The importance of data

In short, we need people to tackle health inequalities through data. This is something that Azeem Majeed, head of primary care and public health at Imperial College London, has devoted his career to. Making health policy without data, he says, is “like driving a car with a blindfold on” (doi:10.1136/bmj.r118).8 It’s also akin to allowing complaints about racial discrimination without collecting data on the complaints or their outcomes. A follow-up BMJ investigation finds that most UK medical schools are now collecting data on complaints about racism but that the number of reported incidents remains small (doi:10.1136/bmj.r312),9 supporting the argument of Esmail and Everington that racism remains endemic.
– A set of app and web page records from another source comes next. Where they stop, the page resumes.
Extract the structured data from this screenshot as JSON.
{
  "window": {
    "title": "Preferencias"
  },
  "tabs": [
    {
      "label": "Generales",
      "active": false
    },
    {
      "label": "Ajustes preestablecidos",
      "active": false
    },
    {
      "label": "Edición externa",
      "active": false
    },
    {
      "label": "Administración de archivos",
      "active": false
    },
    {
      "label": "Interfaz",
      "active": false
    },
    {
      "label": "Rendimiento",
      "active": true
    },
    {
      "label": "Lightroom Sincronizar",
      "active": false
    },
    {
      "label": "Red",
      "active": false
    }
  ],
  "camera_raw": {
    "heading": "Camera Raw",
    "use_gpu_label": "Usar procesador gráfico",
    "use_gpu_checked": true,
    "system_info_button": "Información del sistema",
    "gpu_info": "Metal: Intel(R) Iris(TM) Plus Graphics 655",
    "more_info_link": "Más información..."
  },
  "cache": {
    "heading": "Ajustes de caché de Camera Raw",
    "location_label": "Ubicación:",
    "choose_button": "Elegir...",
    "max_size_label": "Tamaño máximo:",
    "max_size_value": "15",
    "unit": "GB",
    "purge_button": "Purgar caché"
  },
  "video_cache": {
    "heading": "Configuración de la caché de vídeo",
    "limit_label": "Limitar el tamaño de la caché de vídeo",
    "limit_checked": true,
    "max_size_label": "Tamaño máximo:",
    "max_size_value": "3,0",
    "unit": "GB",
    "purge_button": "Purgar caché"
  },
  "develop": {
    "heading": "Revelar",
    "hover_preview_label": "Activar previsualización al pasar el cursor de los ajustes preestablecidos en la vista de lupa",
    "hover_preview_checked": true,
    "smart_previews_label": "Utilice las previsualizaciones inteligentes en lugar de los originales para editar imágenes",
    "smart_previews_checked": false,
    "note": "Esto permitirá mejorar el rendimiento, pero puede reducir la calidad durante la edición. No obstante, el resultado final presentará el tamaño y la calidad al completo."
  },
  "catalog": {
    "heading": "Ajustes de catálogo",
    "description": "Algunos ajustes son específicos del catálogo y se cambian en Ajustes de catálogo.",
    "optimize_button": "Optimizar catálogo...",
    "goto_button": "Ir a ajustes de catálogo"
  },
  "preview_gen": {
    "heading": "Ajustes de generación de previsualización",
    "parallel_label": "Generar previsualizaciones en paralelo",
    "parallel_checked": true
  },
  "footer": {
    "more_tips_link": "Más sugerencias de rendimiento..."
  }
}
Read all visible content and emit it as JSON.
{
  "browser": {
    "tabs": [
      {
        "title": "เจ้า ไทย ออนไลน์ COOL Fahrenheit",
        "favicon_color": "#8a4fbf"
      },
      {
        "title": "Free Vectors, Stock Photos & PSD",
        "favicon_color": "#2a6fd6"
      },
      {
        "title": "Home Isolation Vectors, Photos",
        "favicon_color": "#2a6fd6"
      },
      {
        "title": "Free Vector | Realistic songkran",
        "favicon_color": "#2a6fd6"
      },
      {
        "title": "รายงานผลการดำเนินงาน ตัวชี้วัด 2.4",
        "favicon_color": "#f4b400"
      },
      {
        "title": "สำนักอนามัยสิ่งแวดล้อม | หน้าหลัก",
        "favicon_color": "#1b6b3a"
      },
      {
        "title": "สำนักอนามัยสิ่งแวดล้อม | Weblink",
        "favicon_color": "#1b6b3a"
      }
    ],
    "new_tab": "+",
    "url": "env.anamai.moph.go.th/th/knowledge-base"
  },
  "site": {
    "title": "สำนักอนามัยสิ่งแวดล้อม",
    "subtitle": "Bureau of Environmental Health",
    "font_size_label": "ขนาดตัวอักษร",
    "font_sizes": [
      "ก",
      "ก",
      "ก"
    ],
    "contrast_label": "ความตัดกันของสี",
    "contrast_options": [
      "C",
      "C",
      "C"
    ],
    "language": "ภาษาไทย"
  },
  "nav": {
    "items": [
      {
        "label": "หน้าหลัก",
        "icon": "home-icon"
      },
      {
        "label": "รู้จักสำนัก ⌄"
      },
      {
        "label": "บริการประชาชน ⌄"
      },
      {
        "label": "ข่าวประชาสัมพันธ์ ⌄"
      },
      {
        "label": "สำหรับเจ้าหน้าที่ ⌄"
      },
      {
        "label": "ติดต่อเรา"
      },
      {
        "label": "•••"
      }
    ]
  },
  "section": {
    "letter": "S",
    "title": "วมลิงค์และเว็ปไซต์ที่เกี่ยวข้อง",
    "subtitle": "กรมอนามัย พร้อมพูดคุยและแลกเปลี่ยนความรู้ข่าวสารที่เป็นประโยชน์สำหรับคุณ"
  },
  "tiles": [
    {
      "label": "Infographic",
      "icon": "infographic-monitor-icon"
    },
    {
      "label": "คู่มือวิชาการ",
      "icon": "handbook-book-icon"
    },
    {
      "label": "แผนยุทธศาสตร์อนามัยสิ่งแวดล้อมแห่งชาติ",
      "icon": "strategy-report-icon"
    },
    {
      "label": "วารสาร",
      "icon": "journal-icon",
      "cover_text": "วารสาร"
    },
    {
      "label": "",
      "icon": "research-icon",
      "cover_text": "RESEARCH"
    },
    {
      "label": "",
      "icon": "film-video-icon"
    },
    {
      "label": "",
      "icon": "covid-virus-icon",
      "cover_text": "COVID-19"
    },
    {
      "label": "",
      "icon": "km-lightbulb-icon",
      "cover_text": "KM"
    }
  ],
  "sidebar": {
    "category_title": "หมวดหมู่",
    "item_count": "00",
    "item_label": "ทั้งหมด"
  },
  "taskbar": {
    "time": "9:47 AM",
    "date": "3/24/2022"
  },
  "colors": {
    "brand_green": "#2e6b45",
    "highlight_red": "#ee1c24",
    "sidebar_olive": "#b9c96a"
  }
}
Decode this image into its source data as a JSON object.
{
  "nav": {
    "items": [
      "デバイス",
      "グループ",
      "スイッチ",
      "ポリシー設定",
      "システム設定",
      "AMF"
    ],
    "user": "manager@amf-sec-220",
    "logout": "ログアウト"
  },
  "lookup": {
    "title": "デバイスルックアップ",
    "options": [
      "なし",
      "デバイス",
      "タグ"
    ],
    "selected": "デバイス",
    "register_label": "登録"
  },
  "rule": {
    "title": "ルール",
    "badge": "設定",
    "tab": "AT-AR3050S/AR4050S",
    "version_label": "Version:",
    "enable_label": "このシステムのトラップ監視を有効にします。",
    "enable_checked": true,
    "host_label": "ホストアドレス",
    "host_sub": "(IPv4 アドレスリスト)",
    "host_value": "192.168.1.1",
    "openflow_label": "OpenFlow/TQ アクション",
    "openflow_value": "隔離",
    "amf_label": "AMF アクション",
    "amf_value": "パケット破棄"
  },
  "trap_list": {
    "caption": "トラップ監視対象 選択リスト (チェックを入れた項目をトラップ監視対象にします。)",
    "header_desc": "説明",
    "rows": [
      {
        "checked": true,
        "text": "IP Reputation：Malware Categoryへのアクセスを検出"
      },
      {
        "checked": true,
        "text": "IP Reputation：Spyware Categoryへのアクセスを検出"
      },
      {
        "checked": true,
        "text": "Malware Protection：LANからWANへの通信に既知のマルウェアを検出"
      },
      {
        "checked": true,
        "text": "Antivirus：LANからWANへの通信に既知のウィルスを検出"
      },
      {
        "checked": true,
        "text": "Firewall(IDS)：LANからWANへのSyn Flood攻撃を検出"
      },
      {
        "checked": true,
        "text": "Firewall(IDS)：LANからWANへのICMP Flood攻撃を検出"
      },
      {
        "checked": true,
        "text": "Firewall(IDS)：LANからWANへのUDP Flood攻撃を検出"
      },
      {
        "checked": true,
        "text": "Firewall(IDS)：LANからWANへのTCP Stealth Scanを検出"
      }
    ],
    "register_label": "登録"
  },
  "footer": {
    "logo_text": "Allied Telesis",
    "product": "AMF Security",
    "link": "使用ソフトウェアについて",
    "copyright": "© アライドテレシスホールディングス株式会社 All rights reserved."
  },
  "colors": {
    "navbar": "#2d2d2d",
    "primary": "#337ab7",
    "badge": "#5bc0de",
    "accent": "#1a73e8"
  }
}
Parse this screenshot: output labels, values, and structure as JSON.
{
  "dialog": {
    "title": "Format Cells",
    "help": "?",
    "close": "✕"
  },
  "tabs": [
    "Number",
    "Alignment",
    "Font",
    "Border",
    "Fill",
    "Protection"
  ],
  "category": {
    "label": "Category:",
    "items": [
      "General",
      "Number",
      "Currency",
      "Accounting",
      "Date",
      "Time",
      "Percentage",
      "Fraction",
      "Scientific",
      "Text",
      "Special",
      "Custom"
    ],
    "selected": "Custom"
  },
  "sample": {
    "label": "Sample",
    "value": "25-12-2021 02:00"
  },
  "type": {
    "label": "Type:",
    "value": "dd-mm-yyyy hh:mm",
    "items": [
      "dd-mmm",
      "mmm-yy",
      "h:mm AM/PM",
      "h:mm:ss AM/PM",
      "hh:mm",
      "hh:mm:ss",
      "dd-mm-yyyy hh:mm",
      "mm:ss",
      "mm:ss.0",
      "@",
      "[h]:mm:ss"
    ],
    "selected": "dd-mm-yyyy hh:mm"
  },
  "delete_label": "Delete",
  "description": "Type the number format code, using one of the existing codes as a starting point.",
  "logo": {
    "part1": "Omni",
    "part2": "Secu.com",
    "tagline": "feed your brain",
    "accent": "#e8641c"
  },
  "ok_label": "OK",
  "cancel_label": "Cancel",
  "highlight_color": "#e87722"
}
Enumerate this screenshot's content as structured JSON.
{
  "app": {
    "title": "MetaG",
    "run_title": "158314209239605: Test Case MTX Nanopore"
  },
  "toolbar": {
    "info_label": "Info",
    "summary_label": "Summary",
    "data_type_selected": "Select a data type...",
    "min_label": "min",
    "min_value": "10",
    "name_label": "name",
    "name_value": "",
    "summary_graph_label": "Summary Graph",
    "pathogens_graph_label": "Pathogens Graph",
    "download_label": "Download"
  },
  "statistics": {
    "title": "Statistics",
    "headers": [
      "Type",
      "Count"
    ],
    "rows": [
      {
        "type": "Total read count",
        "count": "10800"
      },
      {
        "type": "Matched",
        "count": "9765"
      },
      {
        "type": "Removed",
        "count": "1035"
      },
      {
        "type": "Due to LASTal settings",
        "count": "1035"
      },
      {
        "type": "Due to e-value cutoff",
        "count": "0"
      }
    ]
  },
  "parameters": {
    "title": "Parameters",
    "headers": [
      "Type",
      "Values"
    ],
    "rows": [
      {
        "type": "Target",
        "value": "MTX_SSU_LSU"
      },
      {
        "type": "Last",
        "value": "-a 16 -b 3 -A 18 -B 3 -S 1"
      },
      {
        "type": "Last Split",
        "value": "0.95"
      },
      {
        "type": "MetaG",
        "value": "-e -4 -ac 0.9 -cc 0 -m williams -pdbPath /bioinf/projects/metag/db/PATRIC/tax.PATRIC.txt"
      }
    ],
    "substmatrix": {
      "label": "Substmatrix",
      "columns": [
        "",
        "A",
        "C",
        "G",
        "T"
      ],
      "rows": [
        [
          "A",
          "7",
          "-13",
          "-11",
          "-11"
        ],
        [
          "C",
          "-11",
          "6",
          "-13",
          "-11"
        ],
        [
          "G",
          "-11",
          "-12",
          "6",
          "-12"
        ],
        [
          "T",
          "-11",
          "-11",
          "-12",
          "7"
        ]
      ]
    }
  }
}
Medical schools and specific specialties such as reproductive health, as Danielle Solomon outlines (doi:10.1136/bmj.r277),10 might be good places to start to grapple, informed by data, with the sensitive issues that discrimination throws at us.

It may now be unfashionable and politically damaging to stand for EDI, but it is important to do exactly that. It is also evidence based, creating a more satisfied workforce and a healthier population. Supporting an end to discrimination is now akin to fighting for a rebel alliance against the onward march of imperial forces—which creates a neat resonance with people who say that we should move on from EDI and instead argue for JEDI (justice, equality, diversity, and inclusion). Our collective failure to tackle racism in medicine remains a scandal, and it is particularly damning that the experience of black people, as patients and as professionals, is barely acknowledged and merits no special attention. Where is the justice, when the injustice stares us in the face? How is it that the forces of separatism are in ascendance? I can confidently state, after more than 50 years of experiencing and fighting racism, that our work has only just begun—and racism, driven by populist politics, remains institutionalised and worryingly mainstream.